Lance Armstrong is stripped of seven Tour de France titles as cycling's world governing body, the UCI, accepts the findings of the US Anti-Doping Agency's investigation.

Lance Armstrong in 2009 (Reuters)

UCI President Pat McQuaid announced that the federation accepted the USADA's report on Armstrong and would not appeal to the Court of Arbitration for Sport.

The decision clears the way for Tour de France organisers to officially remove Armstrong's name from the record books, erasing his consecutive victories from 1999-2005.

Tour director Christian Prudhomme has said the race would go along with whatever cycling's governing body decides and will have no official winners for those years.

USADA said Armstrong should be banned and stripped of his Tour titles for "the most sophisticated, professionalised and successful doping programme that sport has ever seen" within his US Postal Service and Discovery Channel teams.

The USADA report said Armstrong and his teams used steroids, the blood booster EPO, and blood transfusions.

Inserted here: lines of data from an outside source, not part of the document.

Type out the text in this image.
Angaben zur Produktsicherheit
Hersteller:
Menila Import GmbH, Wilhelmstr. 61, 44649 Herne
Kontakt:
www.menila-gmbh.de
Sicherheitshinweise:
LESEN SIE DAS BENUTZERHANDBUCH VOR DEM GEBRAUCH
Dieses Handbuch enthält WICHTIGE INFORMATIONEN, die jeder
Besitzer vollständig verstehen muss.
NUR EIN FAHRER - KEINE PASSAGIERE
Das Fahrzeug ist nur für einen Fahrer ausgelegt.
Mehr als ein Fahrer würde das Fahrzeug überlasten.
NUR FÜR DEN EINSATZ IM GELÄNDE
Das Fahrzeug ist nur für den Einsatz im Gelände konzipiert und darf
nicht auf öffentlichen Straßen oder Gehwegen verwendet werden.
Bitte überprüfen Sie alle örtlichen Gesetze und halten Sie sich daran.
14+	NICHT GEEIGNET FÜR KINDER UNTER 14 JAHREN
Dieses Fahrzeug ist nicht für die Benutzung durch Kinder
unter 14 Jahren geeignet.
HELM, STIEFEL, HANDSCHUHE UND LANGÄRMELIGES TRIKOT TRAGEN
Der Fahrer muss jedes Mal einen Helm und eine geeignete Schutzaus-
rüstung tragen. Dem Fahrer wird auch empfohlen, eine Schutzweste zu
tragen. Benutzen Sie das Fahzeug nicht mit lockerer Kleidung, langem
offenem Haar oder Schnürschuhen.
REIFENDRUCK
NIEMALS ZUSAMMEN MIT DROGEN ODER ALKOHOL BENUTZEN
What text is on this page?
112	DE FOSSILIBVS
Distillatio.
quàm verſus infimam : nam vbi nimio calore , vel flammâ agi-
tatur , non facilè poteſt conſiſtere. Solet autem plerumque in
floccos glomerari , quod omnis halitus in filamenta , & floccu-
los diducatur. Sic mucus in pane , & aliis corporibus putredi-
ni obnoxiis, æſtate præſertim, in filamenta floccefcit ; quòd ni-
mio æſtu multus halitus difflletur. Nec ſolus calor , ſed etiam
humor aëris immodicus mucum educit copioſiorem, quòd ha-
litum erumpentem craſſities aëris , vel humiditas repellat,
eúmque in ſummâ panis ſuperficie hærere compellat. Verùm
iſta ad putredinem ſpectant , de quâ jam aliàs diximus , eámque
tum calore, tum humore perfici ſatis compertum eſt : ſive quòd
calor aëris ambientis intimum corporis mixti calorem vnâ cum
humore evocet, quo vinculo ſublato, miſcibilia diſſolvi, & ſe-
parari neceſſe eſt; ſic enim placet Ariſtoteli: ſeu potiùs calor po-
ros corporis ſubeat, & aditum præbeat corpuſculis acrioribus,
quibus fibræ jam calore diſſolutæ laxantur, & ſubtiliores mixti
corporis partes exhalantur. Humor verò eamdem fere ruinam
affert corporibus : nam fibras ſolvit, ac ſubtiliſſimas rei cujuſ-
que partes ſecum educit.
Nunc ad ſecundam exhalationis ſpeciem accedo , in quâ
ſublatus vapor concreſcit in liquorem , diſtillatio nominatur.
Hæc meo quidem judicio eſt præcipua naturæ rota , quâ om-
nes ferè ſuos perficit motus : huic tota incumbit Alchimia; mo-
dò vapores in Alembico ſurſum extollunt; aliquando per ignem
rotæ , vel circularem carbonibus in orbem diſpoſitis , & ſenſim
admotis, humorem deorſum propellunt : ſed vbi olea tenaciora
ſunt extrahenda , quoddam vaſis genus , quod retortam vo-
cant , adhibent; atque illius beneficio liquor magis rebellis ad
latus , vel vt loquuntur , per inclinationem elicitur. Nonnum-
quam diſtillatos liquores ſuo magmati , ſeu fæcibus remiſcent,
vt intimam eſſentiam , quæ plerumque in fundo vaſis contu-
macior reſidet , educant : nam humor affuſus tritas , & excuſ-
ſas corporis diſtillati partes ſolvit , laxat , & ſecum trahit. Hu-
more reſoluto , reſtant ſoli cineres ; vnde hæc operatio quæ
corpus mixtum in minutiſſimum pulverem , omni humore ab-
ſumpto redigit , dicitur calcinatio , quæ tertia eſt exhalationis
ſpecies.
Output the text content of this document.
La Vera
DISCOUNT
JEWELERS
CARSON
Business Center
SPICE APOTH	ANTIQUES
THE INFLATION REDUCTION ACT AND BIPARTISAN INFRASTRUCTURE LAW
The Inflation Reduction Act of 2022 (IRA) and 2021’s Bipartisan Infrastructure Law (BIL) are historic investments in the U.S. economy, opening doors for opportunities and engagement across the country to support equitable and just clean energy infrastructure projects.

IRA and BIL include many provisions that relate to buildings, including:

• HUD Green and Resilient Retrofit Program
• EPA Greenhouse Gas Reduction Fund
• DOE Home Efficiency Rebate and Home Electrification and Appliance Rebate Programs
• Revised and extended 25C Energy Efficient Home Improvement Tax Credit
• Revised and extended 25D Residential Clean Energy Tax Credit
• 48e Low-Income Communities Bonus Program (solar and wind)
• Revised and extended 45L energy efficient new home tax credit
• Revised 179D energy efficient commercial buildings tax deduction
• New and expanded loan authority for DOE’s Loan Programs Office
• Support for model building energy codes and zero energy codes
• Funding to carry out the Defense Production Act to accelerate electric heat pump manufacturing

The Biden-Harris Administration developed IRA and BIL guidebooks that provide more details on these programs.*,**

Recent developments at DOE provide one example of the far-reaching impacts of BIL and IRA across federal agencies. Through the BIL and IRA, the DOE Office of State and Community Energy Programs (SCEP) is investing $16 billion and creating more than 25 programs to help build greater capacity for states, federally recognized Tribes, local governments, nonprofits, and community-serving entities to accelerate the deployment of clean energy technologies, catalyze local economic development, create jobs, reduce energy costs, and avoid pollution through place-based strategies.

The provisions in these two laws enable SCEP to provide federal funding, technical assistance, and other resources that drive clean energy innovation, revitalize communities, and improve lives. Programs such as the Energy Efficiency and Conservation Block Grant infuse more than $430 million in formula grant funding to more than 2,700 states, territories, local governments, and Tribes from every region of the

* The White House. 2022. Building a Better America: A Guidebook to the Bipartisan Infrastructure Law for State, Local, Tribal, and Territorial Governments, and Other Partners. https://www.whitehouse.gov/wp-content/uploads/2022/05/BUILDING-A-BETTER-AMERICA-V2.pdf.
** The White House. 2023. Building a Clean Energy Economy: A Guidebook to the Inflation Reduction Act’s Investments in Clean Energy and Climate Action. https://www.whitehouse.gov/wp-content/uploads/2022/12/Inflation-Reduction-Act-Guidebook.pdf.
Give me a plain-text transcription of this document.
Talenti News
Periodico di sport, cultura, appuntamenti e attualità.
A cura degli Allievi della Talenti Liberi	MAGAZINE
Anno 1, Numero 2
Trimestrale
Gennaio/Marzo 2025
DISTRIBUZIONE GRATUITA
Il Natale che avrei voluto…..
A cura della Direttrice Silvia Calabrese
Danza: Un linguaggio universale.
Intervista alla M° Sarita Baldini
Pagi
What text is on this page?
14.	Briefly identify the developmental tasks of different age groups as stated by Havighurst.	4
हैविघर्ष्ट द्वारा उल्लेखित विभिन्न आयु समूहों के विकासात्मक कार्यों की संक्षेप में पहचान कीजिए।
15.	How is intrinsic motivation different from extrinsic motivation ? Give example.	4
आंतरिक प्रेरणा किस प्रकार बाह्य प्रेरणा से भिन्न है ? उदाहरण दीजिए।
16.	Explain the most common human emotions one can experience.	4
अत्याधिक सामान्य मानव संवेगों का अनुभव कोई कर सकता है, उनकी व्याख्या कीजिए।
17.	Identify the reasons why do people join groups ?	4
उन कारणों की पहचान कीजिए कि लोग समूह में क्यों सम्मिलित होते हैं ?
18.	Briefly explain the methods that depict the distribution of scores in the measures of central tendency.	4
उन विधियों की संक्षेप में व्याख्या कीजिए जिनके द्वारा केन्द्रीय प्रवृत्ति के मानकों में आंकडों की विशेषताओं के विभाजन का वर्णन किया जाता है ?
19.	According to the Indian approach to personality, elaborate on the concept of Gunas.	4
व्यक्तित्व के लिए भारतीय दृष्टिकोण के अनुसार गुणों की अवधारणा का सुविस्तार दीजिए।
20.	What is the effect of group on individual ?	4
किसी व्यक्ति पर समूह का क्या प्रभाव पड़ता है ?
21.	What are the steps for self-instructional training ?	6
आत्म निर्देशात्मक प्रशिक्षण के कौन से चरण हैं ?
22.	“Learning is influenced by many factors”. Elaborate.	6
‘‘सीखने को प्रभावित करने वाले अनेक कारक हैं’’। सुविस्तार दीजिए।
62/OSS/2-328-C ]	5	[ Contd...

The report included statements from 11 former teammates who testified against Armstrong.

Armstrong denies doping, saying he passed hundreds of drug tests. But he chose not to fight USADA in one of the agency's arbitration hearings, arguing the process was biased against him.

Former Armstrong team director Johan Bruyneel is also facing doping charges, but he is challenging the USADA case in arbitration.